I need to figure out the manufacturer and an approximate year to register this boat.
Kinda looks like a Lone Star, except seat mounting.
Please advise.


----------



## GTS225 (Jul 2, 2019)

My '68 Richland looks identical as far as seat mounting, with the vertical brace to the keel. The bow grab handle, as well as the stiffeners at an angle in the bow also look the same. Care to toss in a pic of the transom brace?
Additionally, mine had a data plate attached to the transom wood, inside the hull, in the starboard corner.
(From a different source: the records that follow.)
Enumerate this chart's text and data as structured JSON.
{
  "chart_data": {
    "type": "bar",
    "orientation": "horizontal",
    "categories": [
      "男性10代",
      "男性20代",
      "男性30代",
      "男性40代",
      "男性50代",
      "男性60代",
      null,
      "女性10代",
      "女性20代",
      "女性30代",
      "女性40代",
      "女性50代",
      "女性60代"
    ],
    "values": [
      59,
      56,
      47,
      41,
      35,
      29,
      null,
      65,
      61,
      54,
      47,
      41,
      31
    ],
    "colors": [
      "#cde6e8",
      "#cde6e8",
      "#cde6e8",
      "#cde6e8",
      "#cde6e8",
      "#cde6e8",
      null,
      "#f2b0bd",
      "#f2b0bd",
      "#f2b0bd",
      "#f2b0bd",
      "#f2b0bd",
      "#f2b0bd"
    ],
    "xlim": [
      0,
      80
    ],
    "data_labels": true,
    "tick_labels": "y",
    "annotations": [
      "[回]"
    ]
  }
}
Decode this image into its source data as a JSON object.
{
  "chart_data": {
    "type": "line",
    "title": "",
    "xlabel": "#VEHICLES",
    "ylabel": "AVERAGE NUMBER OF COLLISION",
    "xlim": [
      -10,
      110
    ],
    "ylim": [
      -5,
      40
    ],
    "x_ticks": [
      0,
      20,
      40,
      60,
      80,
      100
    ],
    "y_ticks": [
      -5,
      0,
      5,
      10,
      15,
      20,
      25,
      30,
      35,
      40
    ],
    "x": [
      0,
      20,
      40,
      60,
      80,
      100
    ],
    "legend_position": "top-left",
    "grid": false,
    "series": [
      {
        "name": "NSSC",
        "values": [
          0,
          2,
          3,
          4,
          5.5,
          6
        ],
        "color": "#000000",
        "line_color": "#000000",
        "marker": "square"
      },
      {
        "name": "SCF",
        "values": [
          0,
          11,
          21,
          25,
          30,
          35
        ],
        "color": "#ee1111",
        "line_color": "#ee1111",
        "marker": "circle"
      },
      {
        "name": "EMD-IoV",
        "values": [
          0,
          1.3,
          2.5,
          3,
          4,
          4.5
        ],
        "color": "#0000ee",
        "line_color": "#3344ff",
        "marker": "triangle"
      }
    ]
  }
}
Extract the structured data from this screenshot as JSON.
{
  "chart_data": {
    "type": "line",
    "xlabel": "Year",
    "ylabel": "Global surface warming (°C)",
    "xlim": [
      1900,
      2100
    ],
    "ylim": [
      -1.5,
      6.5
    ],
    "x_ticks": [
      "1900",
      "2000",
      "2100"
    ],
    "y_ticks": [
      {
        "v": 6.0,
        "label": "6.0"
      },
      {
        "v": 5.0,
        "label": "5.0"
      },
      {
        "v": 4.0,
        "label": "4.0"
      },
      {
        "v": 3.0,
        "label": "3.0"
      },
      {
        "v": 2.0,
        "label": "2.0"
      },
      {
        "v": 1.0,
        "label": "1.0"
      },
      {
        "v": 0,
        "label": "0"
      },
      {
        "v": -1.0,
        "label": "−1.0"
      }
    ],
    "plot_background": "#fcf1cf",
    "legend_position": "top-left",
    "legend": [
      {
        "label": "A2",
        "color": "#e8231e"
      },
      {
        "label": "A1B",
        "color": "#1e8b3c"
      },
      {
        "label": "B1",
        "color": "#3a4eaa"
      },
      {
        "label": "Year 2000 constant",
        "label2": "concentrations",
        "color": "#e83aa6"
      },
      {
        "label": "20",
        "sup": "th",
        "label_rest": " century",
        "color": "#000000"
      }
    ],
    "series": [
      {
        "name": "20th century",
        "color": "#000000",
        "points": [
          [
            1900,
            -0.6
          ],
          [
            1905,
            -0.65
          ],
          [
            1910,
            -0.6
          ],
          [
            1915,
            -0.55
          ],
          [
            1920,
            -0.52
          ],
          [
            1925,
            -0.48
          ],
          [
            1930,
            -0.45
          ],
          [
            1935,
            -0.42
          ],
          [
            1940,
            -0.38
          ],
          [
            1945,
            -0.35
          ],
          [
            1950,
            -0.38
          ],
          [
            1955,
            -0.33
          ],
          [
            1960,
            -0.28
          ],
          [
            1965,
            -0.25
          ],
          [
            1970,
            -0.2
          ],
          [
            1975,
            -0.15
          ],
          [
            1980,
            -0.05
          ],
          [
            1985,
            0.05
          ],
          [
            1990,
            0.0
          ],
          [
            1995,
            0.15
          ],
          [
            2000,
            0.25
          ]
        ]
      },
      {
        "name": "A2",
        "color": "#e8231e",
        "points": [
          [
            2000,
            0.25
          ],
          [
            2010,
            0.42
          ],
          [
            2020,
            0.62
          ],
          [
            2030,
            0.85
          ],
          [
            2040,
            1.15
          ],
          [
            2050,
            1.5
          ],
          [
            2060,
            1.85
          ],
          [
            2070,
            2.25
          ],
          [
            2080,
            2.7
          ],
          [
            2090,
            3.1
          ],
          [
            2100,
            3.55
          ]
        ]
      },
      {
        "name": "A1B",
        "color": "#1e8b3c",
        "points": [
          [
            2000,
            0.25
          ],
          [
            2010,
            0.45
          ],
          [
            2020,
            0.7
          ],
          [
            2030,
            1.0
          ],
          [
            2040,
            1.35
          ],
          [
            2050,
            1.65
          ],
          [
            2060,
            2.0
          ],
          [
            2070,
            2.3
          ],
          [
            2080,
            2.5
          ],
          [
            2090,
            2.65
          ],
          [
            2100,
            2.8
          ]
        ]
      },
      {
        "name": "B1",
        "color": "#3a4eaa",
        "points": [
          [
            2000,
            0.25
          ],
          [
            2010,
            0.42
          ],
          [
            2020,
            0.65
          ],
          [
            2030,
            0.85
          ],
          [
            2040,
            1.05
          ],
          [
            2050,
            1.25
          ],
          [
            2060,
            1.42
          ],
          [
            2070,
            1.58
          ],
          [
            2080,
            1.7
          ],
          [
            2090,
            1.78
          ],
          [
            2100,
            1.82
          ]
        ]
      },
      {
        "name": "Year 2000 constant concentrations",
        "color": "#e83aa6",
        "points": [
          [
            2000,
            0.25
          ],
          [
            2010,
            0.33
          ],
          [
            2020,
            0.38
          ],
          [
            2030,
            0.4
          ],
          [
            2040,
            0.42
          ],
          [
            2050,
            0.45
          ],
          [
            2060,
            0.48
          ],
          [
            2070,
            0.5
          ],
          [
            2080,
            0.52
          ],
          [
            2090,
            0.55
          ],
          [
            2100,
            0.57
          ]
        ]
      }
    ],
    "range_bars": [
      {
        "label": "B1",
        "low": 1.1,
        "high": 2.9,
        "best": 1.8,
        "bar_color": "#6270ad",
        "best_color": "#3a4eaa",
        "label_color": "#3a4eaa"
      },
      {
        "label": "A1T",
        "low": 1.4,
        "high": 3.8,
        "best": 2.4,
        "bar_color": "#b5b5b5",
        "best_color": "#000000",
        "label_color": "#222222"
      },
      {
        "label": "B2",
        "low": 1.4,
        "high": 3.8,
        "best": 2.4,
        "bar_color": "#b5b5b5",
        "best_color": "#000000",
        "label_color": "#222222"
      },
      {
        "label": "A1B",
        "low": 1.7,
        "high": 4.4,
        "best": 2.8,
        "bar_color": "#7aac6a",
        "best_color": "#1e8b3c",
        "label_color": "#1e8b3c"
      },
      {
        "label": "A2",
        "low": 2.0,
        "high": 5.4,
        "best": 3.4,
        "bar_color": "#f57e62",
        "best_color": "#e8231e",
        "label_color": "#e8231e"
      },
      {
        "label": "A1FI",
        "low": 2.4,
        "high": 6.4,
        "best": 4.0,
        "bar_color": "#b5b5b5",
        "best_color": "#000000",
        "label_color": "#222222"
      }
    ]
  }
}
That may not help you if the transom has been replaced.
On second look, it appears that a previous owner removed the bow seat.

Roger


----------



## Shipman (Jul 2, 2019)

Yes, unfortunately, they cut out the bow seat. I think this is a contributing factor the the leaking seem. I will be affixing a seat to help with bracing and reduce flexing.
I will add a picture of the transom brace this evening.
Thanks!


----------



## GTS225 (Jul 2, 2019)

How's the foam in the seat structures? (You did find that, didn't you?) Mine still had foam there, but it was in pretty bad shape. I ended up drilling the rivets out, removing the old and installing new foam, then remounting the seats with stainless machine screws, rubber-backed sealing washers, and nylock nuts. I also added 3/4"x 3/4" x 1/8" aluminum angle under both the forward and aft edges of all seats for additional strength. It's been on a back burner for two years, though.
I was a little dismayed about how thin the sheet was that they made the boat out of.
BTW, what city/state are you located in? I'm in Iowa. (I may be able to make you a heck of a deal if it's not too far away.)

Roger


----------



## Shipman (Jul 3, 2019)

I have no seats at the moment. The long riveted seems on both sides of the bow leak. Trying to decide if trying to fix is a fools errand. I think cutting out the front seat was a mistake considering the flex. I would like to break the cycle of compounding errors. 
I am in NC.
Attaching picture of transom brace.


----------



## GTS225 (Jul 3, 2019)

Well, the transom brace doesn't match mine. Mine is a cast aluminum, rather than stamped one. My boat is a 10-foot, (but actual distance is closer to 10'6".) That stamped brace could be a year or model difference. Everything else looks the same as mine, though. Even down to the gunwale trim strips and the gunwale to transom corner braces.
NC.....to far away. I was considering offering mine, with the trailer, for a C-note. (I stumbled across a good deal on a 14-foot flat bottom hull two years ago.)

Roger


----------